En reprenant son plus gros concurrent, la branche vidéoprotection embarquée du groupe Eolane, le concepteur de solutions embarquées Cibest, implanté à Besançon (Doubs), se revendique leader du marché français. Un marché que son président, Jean-Michel Favaro, estime entre 10 et 13 millions d’euros, dont Cibest seul réaliserait déjà entre 12 et 15 % des parts. Il était jusque-là dominé par deux acteurs principaux : Faiveley Transport et Eolane, justement, avec sa marque Scene. Pour cette activité d’équipements de bus, trams, trains ou métros, Cibest fournit un matériel normé – résistant aux vibrations et aux ondes – au tramway de Bordeaux, au métro de Marseille, aux réseaux de bus de Besançon, Calais ou Carcassonne, mais aussi à des opérateurs comme Keolis et Transdev et au réseau ferré des chemins de fer suisses.

Vidéoprotection embarquée

« Nous nous étions posé la question, il y a un an, de savoir comment grandir vite, de façon efficace et contrôlée, et nous avons envisagé l’idée de racheter l’un de ces deux acteurs », explique le dirigeant. L’activité vidéoprotection embarquée d’ Eolane n’était pas à vendre, mais elle était suffisamment valorisable pour que le groupe angevin spécialisé dans la sous-traitance électronique (3.200 salariés, 400 millions d’euros de chiffre d’affaires), en pleine réorganisation industrielle, étudie puis accepte l’offre.

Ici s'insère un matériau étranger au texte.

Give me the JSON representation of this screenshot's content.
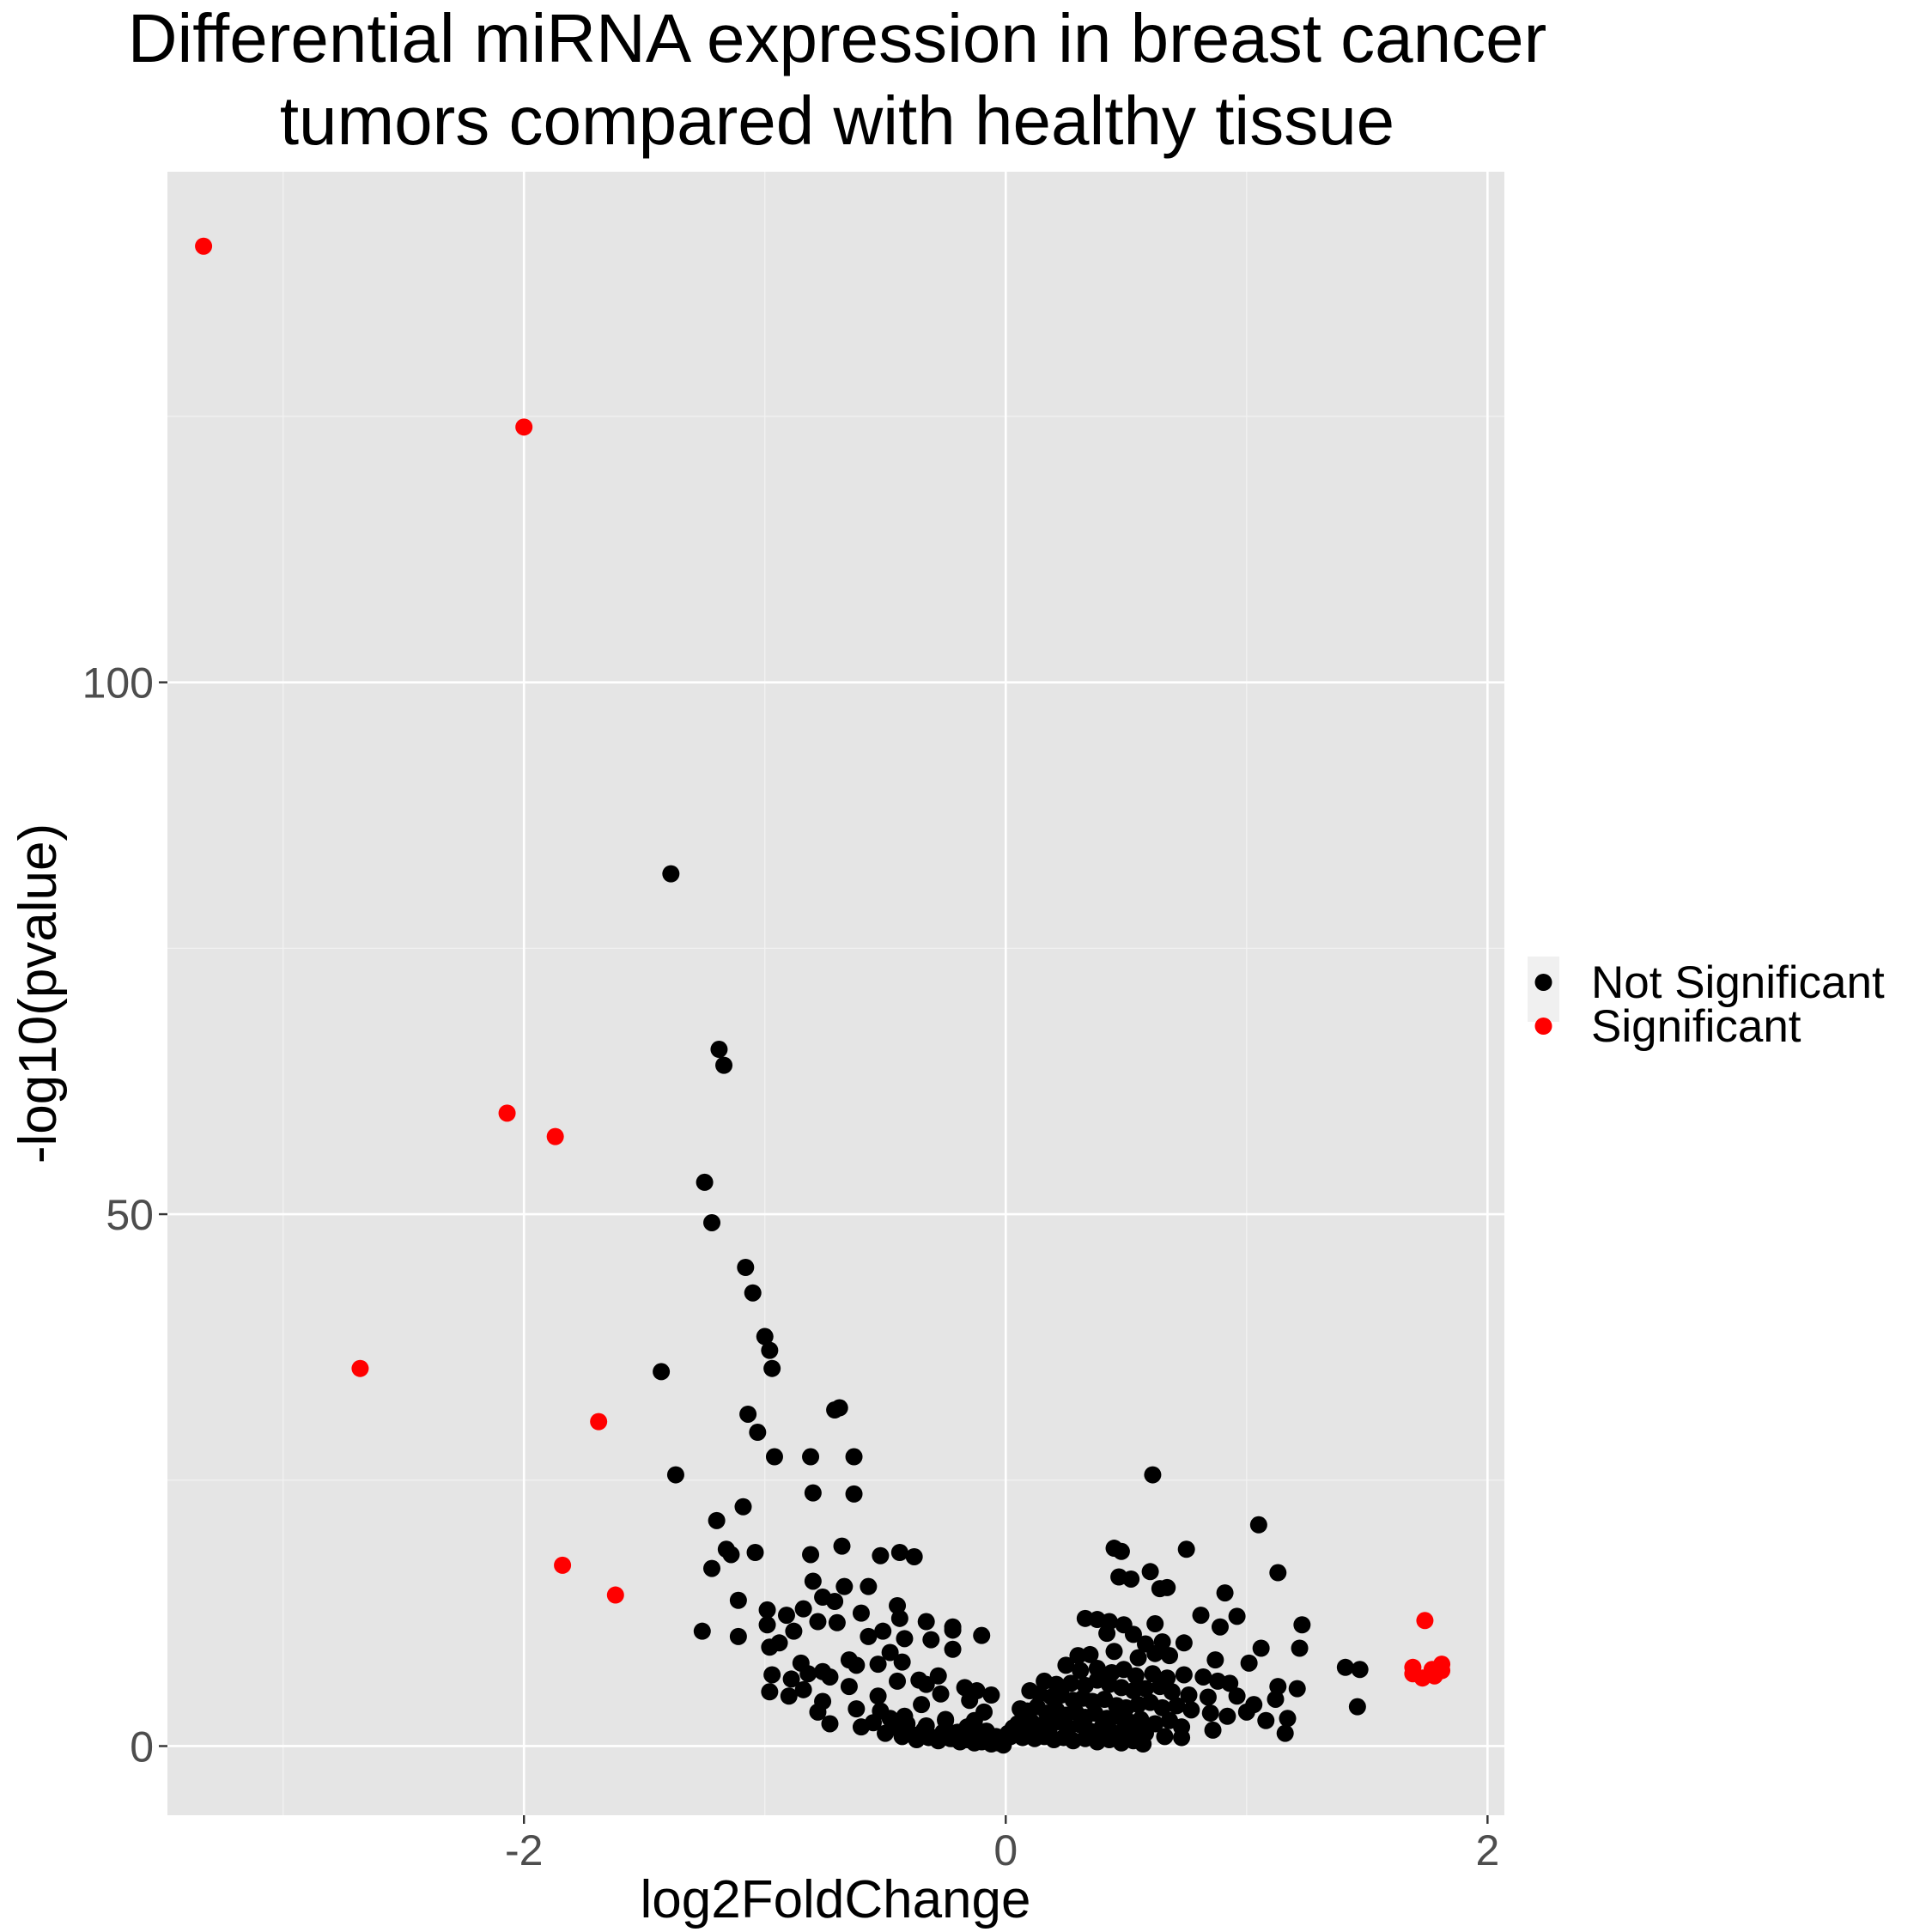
{
  "chart_data": {
    "type": "scatter",
    "title": [
      "Differential miRNA expression in breast cancer",
      "tumors compared with healthy tissue"
    ],
    "xlabel": "log2FoldChange",
    "ylabel": "-log10(pvalue)",
    "xlim": [
      -3.48,
      2.07
    ],
    "ylim": [
      -6.5,
      148
    ],
    "x_ticks": [
      -2,
      0,
      2
    ],
    "x_tick_labels": [
      "-2",
      "0",
      "2"
    ],
    "y_ticks": [
      0,
      50,
      100
    ],
    "y_tick_labels": [
      "0",
      "50",
      "100"
    ],
    "grid": true,
    "legend": {
      "position": "right"
    },
    "series": [
      {
        "name": "Not Significant",
        "color": "#000000",
        "x": [
          -1.39,
          -1.19,
          -1.17,
          -1.25,
          -1.22,
          -1.08,
          -1.05,
          -1.0,
          -0.98,
          -0.97,
          -1.43,
          -1.07,
          -1.03,
          -1.37,
          -0.69,
          -0.71,
          -0.63,
          -0.81,
          -0.8,
          -0.96,
          -0.63,
          -0.68,
          -0.81,
          -1.09,
          -1.2,
          -1.16,
          -1.14,
          -1.04,
          -0.8,
          -0.52,
          -0.44,
          -0.38,
          -0.67,
          -0.57,
          -0.44,
          -1.22,
          -1.11,
          -0.99,
          -0.91,
          -0.84,
          -0.76,
          -0.71,
          -0.6,
          -0.45,
          -0.33,
          -0.22,
          -0.1,
          -1.26,
          -1.11,
          -0.99,
          -0.94,
          -0.88,
          -0.78,
          -0.7,
          -0.57,
          -0.51,
          -0.42,
          -0.31,
          -0.22,
          -0.98,
          -0.85,
          -0.65,
          -0.48,
          -0.22,
          -0.97,
          -0.89,
          -0.82,
          -0.76,
          -0.73,
          -0.62,
          -0.53,
          -0.43,
          -0.36,
          -0.28,
          -0.17,
          -0.12,
          -0.06,
          -0.98,
          -0.9,
          -0.84,
          -0.76,
          -0.65,
          -0.53,
          -0.45,
          -0.33,
          -0.27,
          -0.15,
          -0.09,
          -0.78,
          -0.73,
          -0.62,
          -0.52,
          -0.42,
          -0.35,
          -0.25,
          -0.13,
          -0.6,
          -0.55,
          -0.48,
          -0.41,
          -0.33,
          -0.25,
          -0.2,
          -0.16,
          -0.12,
          -0.08,
          -0.04,
          -0.5,
          -0.45,
          -0.39,
          -0.34,
          -0.3,
          -0.26,
          -0.22,
          -0.18,
          -0.14,
          -0.11,
          -0.07,
          -0.03,
          -0.47,
          -0.43,
          -0.37,
          -0.32,
          -0.28,
          -0.23,
          -0.19,
          -0.16,
          -0.13,
          -0.1,
          -0.06,
          -0.03,
          -0.01,
          0.61,
          1.05,
          0.45,
          0.48,
          0.75,
          1.13,
          0.6,
          0.47,
          0.52,
          0.64,
          0.67,
          0.91,
          0.33,
          0.38,
          0.43,
          0.49,
          0.62,
          0.81,
          0.89,
          0.96,
          1.23,
          0.42,
          0.53,
          0.58,
          0.65,
          0.74,
          1.06,
          1.22,
          0.3,
          0.35,
          0.45,
          0.55,
          0.62,
          0.68,
          0.87,
          1.01,
          1.41,
          1.47,
          0.25,
          0.31,
          0.38,
          0.44,
          0.49,
          0.54,
          0.61,
          0.67,
          0.74,
          0.82,
          0.88,
          0.93,
          1.13,
          1.21,
          0.16,
          0.21,
          0.27,
          0.33,
          0.38,
          0.43,
          0.48,
          0.53,
          0.58,
          0.64,
          0.69,
          0.76,
          0.84,
          0.96,
          1.03,
          1.12,
          1.46,
          0.1,
          0.14,
          0.19,
          0.23,
          0.28,
          0.32,
          0.36,
          0.41,
          0.46,
          0.5,
          0.55,
          0.6,
          0.65,
          0.71,
          0.77,
          0.85,
          0.92,
          1.0,
          1.08,
          1.17,
          0.06,
          0.09,
          0.13,
          0.17,
          0.21,
          0.25,
          0.29,
          0.33,
          0.37,
          0.42,
          0.46,
          0.51,
          0.56,
          0.62,
          0.68,
          0.73,
          0.86,
          1.16,
          0.03,
          0.05,
          0.08,
          0.11,
          0.14,
          0.18,
          0.22,
          0.26,
          0.31,
          0.35,
          0.4,
          0.44,
          0.49,
          0.54,
          0.58,
          0.66,
          0.73,
          0.01,
          0.02,
          0.04,
          0.07,
          0.1,
          0.12,
          0.16,
          0.2,
          0.24,
          0.28,
          0.33,
          0.38,
          0.43,
          0.48,
          0.53,
          0.57
        ],
        "y": [
          82,
          65.5,
          64,
          53,
          49.2,
          45,
          42.6,
          38.5,
          37.2,
          35.5,
          35.2,
          31.2,
          29.5,
          25.5,
          31.8,
          31.6,
          27.2,
          27.2,
          23.8,
          27.2,
          23.7,
          18.8,
          18,
          22.5,
          21.2,
          18.5,
          18,
          18.2,
          15.5,
          17.9,
          18.2,
          17.8,
          15,
          15,
          12,
          16.7,
          13.7,
          12.8,
          12.3,
          12.9,
          14,
          13.6,
          12.5,
          13.2,
          11.7,
          10.9,
          10.4,
          10.8,
          10.3,
          11.4,
          9.7,
          10.8,
          11.7,
          11.6,
          10.3,
          10.8,
          10.1,
          10,
          11.2,
          9.3,
          7.8,
          8.1,
          8.8,
          9.1,
          6.7,
          6.3,
          6.8,
          7,
          6.5,
          7.6,
          7.7,
          7.9,
          6.2,
          6.6,
          5.5,
          5.2,
          4.8,
          5.1,
          4.7,
          5.3,
          4.2,
          5.6,
          4.7,
          6.1,
          5.8,
          4.9,
          4.3,
          3.2,
          3.2,
          2.1,
          3.5,
          3.3,
          2.8,
          3.9,
          2.5,
          2.4,
          1.8,
          2.2,
          2.6,
          2.1,
          1.9,
          2.4,
          1.3,
          1.8,
          1.1,
          1.4,
          0.9,
          1.2,
          1.7,
          1.1,
          1.5,
          0.8,
          1.3,
          0.7,
          1.1,
          0.6,
          0.8,
          0.4,
          0.5,
          2.1,
          0.9,
          0.6,
          0.8,
          0.5,
          0.7,
          0.4,
          0.6,
          0.3,
          0.4,
          0.2,
          0.3,
          0.1,
          25.5,
          20.8,
          18.6,
          18.3,
          18.5,
          16.3,
          16.4,
          15.9,
          15.7,
          14.8,
          14.9,
          14.4,
          12,
          11.9,
          11.7,
          11.4,
          11.5,
          12.3,
          11.2,
          12.2,
          11.4,
          10.6,
          10.5,
          9.6,
          9.8,
          9.7,
          9.2,
          9.2,
          8.5,
          8.6,
          8.9,
          8.3,
          8.7,
          8.5,
          8.1,
          7.8,
          7.4,
          7.2,
          7.6,
          7.1,
          7.3,
          6.9,
          7.2,
          6.6,
          6.8,
          6.4,
          6.7,
          6.5,
          6.1,
          5.9,
          5.6,
          5.4,
          6.1,
          5.8,
          5.9,
          5.7,
          6.2,
          5.8,
          5.5,
          5.2,
          5.4,
          5.6,
          5.1,
          4.8,
          4.6,
          4.7,
          3.9,
          4.4,
          3.7,
          5.2,
          4.9,
          4.6,
          4.8,
          4.3,
          4.5,
          4.2,
          4.4,
          3.8,
          3.6,
          3.9,
          4.1,
          3.6,
          3.8,
          3.4,
          3.1,
          2.8,
          3.2,
          2.4,
          2.6,
          3.5,
          3.3,
          3.7,
          3.1,
          3.4,
          2.9,
          3.2,
          2.7,
          3.1,
          2.6,
          2.8,
          2.3,
          2.5,
          2.1,
          2.4,
          1.8,
          1.5,
          1.2,
          1.7,
          2.1,
          1.8,
          2.2,
          1.9,
          1.6,
          2.3,
          1.7,
          2,
          1.4,
          1.8,
          1.3,
          1.5,
          1.1,
          1.2,
          0.9,
          0.8,
          1.2,
          0.9,
          1.1,
          0.8,
          1,
          0.7,
          0.9,
          0.6,
          0.8,
          0.5,
          0.7,
          0.4,
          0.6,
          0.3,
          0.5,
          0.2
        ]
      },
      {
        "name": "Significant",
        "color": "#ff0000",
        "x": [
          -3.33,
          -2.0,
          -2.07,
          -1.87,
          -2.68,
          -1.69,
          -1.84,
          -1.62,
          1.74,
          1.69,
          1.69,
          1.73,
          1.77,
          1.81,
          1.81,
          1.78
        ],
        "y": [
          141,
          124,
          59.5,
          57.3,
          35.5,
          30.5,
          17,
          14.2,
          11.8,
          7.4,
          6.8,
          6.4,
          7.2,
          7.7,
          7.1,
          6.6
        ]
      }
    ]
  }
}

Cibest, qui rachète plus gros que lui – la société passe de 35 salariés et 3 millions d’euros de chiffre d’affaires à 52 salariés pour 8 millions d’euros de chiffre d’affaires au total – a réussi à convaincre les banques, dont bpifrance, de le suivre. Un protocole de cession a été signé fin juillet et la vente est effective depuis mi-octobre.

Neuf recrutements

Depuis, Cibest se réorganise. Neuf recrutements ont été réalisés au siège de Besançon. L’équipe parisienne d’Eolane pour les équipements de marque Scene, s’installera dans l’antenne francilienne que Cibest est en train de mettre sur pied. Une filiale, Scene +, devra permettre de conserver les clients français et européens de l’ex-gamme d’Eolane qui le hisse du même coup au rang de constructeur, avec son usine de Neuilly-en-Thelle (Oise).